Equally important is Labor’s statement that Iran should be prevented from sending “its troops and agents to foment civil war across the region”.

The Ayatollah’s personal military force, the Islamic Revolutionary Guard Corps, organises, supplies and trains militias across the Middle East, from Yemen to Syria. Labor’s proposed remedy for the well-known challenge of Iran is “the revival of the nuclear deal” with “robust verification requirements”. However, experts are divided on whether the JCPOA can indeed be revived and  whether an improved new deal is achievable. But Labor’s new policy rightly does take the threat posed by a nuclear Iran very seriously.

Unfortunately, Labor’s statement on Hezbollah is less robust.

Firstly, it follows the comprehensively debunked misnomer that the only dangerous faction of Hezbollah is its “External Security Organisation” (ESO). This is a furphy maintained by the Australian Government, which continues to only list Hezbollah’s ESO as a terrorist threat, despite the urging of the Parliamentary Joint Standing Committee on Intelligence and Security to expand that listing at least to the organisation’s so-called military wing.

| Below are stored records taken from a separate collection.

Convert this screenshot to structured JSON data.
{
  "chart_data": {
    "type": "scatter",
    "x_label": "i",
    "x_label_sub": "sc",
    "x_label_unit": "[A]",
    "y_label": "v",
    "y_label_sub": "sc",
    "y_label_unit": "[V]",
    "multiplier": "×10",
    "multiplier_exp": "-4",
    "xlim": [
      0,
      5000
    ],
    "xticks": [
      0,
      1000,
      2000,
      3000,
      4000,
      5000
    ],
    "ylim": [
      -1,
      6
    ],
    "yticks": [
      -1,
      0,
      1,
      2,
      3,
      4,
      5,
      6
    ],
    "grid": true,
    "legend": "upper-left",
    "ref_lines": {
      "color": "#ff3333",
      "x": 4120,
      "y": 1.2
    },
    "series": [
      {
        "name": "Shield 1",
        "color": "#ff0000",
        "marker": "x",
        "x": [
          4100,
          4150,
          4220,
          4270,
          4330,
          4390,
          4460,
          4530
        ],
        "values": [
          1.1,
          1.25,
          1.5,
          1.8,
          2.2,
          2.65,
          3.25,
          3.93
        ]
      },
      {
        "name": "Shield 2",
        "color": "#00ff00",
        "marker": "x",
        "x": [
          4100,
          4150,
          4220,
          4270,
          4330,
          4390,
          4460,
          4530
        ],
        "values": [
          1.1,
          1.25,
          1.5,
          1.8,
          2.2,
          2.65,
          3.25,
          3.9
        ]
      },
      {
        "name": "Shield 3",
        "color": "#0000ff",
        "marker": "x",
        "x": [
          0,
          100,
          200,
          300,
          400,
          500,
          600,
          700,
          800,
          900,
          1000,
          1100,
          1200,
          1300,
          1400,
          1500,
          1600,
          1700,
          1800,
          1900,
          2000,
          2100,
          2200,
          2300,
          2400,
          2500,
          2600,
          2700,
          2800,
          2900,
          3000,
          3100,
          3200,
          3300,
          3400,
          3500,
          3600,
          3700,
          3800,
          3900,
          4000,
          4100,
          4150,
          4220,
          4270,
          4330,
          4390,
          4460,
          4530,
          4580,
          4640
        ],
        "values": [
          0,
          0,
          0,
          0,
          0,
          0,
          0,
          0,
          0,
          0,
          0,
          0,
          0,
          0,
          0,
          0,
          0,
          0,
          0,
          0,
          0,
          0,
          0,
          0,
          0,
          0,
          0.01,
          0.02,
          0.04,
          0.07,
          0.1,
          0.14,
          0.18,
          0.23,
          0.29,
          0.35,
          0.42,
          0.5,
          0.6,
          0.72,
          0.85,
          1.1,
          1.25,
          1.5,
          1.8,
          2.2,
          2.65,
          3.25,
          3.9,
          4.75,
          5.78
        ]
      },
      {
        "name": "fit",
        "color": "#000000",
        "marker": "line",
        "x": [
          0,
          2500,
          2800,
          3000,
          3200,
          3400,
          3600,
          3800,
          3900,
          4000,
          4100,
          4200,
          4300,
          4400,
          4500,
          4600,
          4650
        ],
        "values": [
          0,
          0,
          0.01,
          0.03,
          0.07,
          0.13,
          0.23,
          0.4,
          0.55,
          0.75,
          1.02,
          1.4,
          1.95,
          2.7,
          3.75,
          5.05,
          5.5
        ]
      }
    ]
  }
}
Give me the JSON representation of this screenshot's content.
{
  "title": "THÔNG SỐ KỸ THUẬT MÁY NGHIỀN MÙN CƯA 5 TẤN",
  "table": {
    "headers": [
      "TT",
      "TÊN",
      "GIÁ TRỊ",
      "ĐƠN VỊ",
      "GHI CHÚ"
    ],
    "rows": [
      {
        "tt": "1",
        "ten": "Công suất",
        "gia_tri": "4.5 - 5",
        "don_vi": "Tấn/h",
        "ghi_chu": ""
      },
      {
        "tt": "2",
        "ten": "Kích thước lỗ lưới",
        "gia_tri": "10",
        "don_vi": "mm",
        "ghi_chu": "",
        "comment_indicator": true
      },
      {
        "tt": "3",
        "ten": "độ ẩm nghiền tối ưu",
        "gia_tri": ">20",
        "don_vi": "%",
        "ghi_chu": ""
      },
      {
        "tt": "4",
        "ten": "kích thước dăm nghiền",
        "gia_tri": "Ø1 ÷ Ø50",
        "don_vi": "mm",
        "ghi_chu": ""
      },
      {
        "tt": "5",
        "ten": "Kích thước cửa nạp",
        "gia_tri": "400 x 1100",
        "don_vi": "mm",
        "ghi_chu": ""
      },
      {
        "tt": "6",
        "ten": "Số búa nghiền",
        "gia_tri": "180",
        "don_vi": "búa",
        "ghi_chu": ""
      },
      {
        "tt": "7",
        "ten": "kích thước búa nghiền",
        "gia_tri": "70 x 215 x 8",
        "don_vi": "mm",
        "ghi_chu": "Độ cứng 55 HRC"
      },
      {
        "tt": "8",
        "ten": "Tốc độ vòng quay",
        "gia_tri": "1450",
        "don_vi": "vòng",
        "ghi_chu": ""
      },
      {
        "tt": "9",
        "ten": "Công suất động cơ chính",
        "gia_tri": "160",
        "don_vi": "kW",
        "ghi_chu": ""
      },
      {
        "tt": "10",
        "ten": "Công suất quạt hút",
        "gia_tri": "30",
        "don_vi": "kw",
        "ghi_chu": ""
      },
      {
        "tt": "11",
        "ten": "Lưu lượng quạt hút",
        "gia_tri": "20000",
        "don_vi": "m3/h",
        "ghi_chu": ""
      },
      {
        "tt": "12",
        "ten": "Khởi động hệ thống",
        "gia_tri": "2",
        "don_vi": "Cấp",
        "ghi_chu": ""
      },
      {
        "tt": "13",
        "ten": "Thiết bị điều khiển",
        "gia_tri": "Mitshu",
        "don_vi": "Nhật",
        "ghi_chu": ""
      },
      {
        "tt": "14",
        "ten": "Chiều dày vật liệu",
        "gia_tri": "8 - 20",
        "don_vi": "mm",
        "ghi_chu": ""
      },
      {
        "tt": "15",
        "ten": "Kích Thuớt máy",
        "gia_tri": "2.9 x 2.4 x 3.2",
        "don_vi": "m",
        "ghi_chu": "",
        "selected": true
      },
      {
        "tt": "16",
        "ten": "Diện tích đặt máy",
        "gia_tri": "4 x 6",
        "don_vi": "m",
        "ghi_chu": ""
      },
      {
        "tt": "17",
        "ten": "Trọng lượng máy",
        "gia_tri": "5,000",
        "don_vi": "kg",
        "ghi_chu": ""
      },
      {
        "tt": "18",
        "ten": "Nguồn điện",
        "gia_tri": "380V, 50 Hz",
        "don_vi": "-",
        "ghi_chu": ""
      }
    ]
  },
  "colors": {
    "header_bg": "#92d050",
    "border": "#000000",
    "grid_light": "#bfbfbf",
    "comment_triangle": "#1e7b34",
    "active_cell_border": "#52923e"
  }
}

Australia’s lenient approach to Hezbollah stands in contrast to our Five Eyes allies; the US, UK and Canada have declared all of Hezbollah a terrorist threat, New Zealand proscribes Hezbollah’s military branch.

It is regrettable that in its policy resolution, Labor did not extend its criticism to Hezbollah as a whole, given there is consensus among experts that Hezbollah operates as a singular organisation.

Secondly, but no less important, the ALP’s new Hezbollah policy implies that the Iran-backed Shi’ite militia group’s problematic operations are only in Syria.

Labor is, of course, right to condemn Hezbollah’s military support for brutal Syrian despot Bashar al-Assad

Yet Hezbollah is based in Lebanon, where it exercises effective domination over the dismal failure that is the current Lebanese Government.

And it is a remarkable oversight not to mention Hezbollah’s deadly suppression of opposition voices in Lebanon – such as the alleged recent assassination of Hezbollah critic Lokman Slim. Hezbollah was also allegedly involved in stashing thousands of tonnes of ammonium nitrate at the Beirut port – which exploded last year, killing more than 200 people and devastating much of Beirut.

Not to mention the ongoing threat Hezbollah poses to Israel.

Hezbollah leader Hassan Nasrallah boasted in December that his soldiers had doubled their cache of precision guided missiles and could now accurately hit any part of Israel. Hezbollah is estimated to have well over 120,000 missiles and rockets pointed at Israel.

Yet the new Labor policy mentions neither Hezbollah’s extensive abuses in Lebanon nor the dangerous threat it poses toward Israel.

Labor’s recognition of these dangerous global security threats at its National Conference showed foreign policy seriousness and responsibility. But the party needed to go a step further to fully address the magnitude of these threats.